Reputation: 183
I know, it's been here many times, but I still don't know how to do it.
I want to create a program that will repeatedly download data from database, so the user will see the data in the program to this time.
I do not need to load the database quickly, so I use sleep, but sleep freeze whole UI.
I take simple example.
<Window x:Class="ThreadingPrimeNumberSample.MainWindow"
xmlns="http://schemas.microsoft.com/winfx/2006/xaml/presentation"
xmlns:x="http://schemas.microsoft.com/winfx/2006/xaml"
Title="Prime Numbers" Width="760" Height="500">
<Grid>
<Button Content="Start"
Click="StartOrStop"
x:Name="startStopButton"
Margin="10,10,693,433"
/>
<TextBlock Margin="87,15,547,424"><Run Text="Biggest Prime Found:"/><InlineUIContainer>
</InlineUIContainer></TextBlock>
<TextBlock x:Name="bigPrime" Margin="222,15,409,428"><Run Text="3"/></TextBlock>
<TextBox Height="104" TextWrapping="Wrap" Text="TextBox" Width="522" Margin="87,295,143,70"/>
</Grid>
</Window>
...usings...
namespace ThreadingPrimeNumberSample
{
public partial class MainWindow : Window
{
public delegate void NextPrimeDelegate();
//Current number to check
private long num = 3;
private bool continueCalculating = false;
public MainWindow()
: base()
{
InitializeComponent();
}
private void StartOrStop(object sender, EventArgs e)
{
if (continueCalculating)
{
continueCalculating = false;
startStopButton.Content = "Resume";
}
else
{
continueCalculating = true;
startStopButton.Content = "Stop";
startStopButton.Dispatcher.BeginInvoke(
DispatcherPriority.Normal,
new NextPrimeDelegate(CheckNextNumber));
}
}
public void CheckNextNumber()
{
// Reset flag.
NotAPrime = false;
for (long i = 3; i <= Math.Sqrt(num); i++)
{
if (num % i == 0)
{
// Set not a prime flag to true.
NotAPrime = true;
break;
}
}
// If a prime number.
if (!NotAPrime)
{
bigPrime.Text = num.ToString();
}
num += 2;
Thread.Sleep(500);
if (continueCalculating)
{
startStopButton.Dispatcher.BeginInvoke(
System.Windows.Threading.DispatcherPriority.SystemIdle,
new NextPrimeDelegate(this.CheckNextNumber));
}
}
private bool NotAPrime = false;
}
}
If was process started and I writing to the textbox or doing something... whole is it freezes.

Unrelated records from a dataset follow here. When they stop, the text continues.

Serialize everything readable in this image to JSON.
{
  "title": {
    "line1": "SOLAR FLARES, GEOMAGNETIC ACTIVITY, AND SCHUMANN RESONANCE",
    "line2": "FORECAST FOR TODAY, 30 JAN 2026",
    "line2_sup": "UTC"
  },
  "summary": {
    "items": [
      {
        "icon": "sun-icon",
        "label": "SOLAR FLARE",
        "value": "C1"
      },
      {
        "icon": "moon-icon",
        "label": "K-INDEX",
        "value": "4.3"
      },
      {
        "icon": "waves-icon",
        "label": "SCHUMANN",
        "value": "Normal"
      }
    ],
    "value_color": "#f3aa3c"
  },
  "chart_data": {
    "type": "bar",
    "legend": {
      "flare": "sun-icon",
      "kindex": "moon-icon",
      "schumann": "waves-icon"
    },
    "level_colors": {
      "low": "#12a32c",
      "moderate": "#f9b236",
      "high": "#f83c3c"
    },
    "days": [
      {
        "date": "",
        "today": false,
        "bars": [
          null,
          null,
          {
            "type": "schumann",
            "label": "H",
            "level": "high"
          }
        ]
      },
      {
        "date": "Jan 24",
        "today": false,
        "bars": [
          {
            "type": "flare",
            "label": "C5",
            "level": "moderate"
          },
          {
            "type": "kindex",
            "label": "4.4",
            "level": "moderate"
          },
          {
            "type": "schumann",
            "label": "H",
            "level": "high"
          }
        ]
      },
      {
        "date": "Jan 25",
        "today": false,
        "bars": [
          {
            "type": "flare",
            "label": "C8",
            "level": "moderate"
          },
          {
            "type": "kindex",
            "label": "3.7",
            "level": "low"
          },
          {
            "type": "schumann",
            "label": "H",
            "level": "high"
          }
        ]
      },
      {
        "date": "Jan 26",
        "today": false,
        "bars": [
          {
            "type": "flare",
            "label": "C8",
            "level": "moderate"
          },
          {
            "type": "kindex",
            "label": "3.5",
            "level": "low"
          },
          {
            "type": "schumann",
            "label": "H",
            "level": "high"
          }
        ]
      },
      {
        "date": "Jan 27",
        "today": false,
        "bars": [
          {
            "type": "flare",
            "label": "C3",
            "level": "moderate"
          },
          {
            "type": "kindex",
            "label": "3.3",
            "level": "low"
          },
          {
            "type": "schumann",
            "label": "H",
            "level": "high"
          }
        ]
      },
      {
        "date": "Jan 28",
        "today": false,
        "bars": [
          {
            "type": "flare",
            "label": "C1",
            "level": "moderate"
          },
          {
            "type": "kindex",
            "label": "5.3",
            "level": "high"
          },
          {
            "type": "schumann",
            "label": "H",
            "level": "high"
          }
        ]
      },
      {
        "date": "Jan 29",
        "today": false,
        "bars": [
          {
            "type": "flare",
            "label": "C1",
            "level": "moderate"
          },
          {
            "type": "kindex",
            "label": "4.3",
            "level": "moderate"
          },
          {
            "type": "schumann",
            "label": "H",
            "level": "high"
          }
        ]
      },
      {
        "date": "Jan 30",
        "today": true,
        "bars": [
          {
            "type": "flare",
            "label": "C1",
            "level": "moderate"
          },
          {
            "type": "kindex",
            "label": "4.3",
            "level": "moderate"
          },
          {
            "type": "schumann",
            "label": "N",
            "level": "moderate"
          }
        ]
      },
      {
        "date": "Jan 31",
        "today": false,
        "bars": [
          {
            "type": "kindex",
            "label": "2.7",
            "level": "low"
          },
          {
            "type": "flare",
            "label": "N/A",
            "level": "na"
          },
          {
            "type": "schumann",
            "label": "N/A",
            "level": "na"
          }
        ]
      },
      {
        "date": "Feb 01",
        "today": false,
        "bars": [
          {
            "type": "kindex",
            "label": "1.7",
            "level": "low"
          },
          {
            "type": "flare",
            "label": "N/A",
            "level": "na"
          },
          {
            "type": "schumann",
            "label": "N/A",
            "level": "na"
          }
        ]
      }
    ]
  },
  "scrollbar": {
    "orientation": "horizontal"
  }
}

How should this code look to be able to run the process and UI won't be frozen?
Upvotes: 0
Views: 1595
Reputation: 183
I have it:
newtheard(); // This start new theard with loading form database
public void newtheard()
{
Thread thread = new Thread(new ThreadStart(this.ReadFromMysql);
thread.IsBackground = true;
thread.Name = "My Worker.";
thread.Start();
}
public void ReadFromMysql()
{
while (true)
{
Thread.Sleep(800);
try
{
// some mysql reader
}
}
Upvotes: 0
Reputation: 429
Not to freeze the UI, you can use many tools :
If you hesitate, you can read C# / VB.Net Task vs Thread vs BackgroundWorker.
Upvotes: 1
Reputation: 157098
Calling startStopButton.Dispatcher.BeginInvoke
means it will run on the UI thread. That indeed means your UI freezes when calling that method, with Thread.Sleep
in it.
I suggest to create a new Task
and execute your code in there. You need to call Invoke
or BeginInvoke
when interacting with UI elements though, to prevent cross-thread UI operations.
Task.Run(CheckNextNumber);
Upvotes: 1
Reputation: 1503290
To do something periodically, you should use a timer. If you want a timer which fires on the WPF UI thread, use DispatcherTimer
- although the fact that you're downloading data suggests that you should either be doing that asynchronously, or using background threads. For the latter, you could use System.Threading.Timer
.
Basically you should never block the UI thread for significant periods of time, precisely because it will freeze your UI.